I attended Walden University to get a Master’s Degree in Public Administration. The school caters to working adults and its degrees are applied in nature. If you study education you would expect less critiquing of John Dewey and more lessons about how to manage a classroom for instance. The school calls this the “scholar-practitioner” model. It is the correct method of disseminating information to tired people at the end of the long day, but it is not for everyone. I had a great deal of communication with other students and to be fair most of them felt that Walden was a positive force in their lives. My negative experience was atypical though I feel you should be aware of the problems I noticed with Walden during my studies.
Walden markets itself as a university built on social change and largely lives up to its promise; you’ll go through your entire program with the same cohort unless someone drops out. Though your group is bound to be diverse it will comprise mostly government officials, military members, teachers, and managers in the nonprofit world. The group will be decidedly liberal because of the population it comes from and if you are not vigilant this can reduce the value of your education. The mind benefits when it comes into contact with competing sets of ideas. One conservative classmate of mine was often berated for his viewpoints. Despite this you’ll find the students to be very friendly, and you are likely to make some professional contacts along the way.
The instructors are intelligent but generally not very enthusiastic. Out of my eleven classes only three teachers did more than the minimum. One professor repeatedly failed to respond to my e-mails and I called her every few weeks to ask when she was going to submit my grades. You are extremely lucky if you get constructive feedback on your papers. A few adjuncts simply gave me a perfect grade for every assignment despite the admittedly varying quality. The grade inflation means it’s impossible to stand up above the crowd in a meaningful way. If you go to Walden you are going to get a sheepskin but not a life-changing academic experience. To be fair they never oversold their Ivy League pedigree.

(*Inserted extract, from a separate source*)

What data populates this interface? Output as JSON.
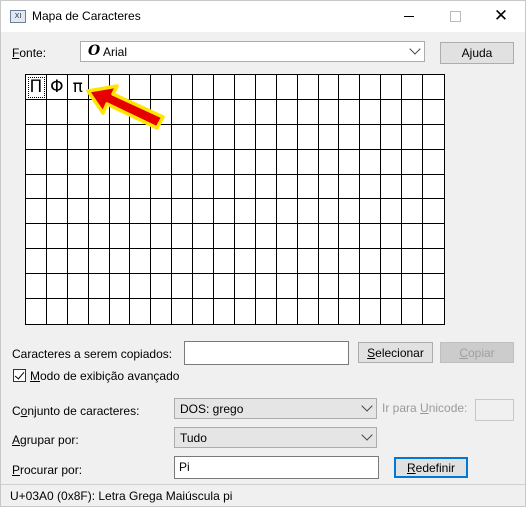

The curriculum was watered-down. The school, as a for-profit institution, has every incentive to implement a curriculum that everyone can handle. The formula the marginal student a great chance to succeed but the pace can seem to move at a crawl if you’re a little more bookish. Walden is fine if you force yourself to do 150 percent of the minimum work required. Term papers in my Master of Public Administration program were only required to be 8-10 pages long. This is insufficient for graduate level scholarship.
The library has an extremely limited set of articles to choose from. If you want to do meaningful research you will have to go to get journals at a local university. If you have the time then you might consider taking the GREs and going there instead. I can almost guarantee your nearby state college will cost half of what your tuition might be at Walden. If you call the school’s phone number saying you’re interested in attending they’ll call you in five minutes with great gusto. I never knew an institution of higher learning that needed you to enroll that quickly. School’s with a great reputation still spend advertising dollars but it is not the blitz that we usually see from Walden.
To conclude I would certainly recommend Walden to active duty military who cannot easily keep a set class schedule. Walden’s flexibility of due dates was very helpful to me. The real social change the school fosters is allowing access to education for a part of the population that might not otherwise have enrolled in school. While this is extremely important I hope that the American underclass does not think it has to accept the scraps of the college system; separate but equal is not actually equal.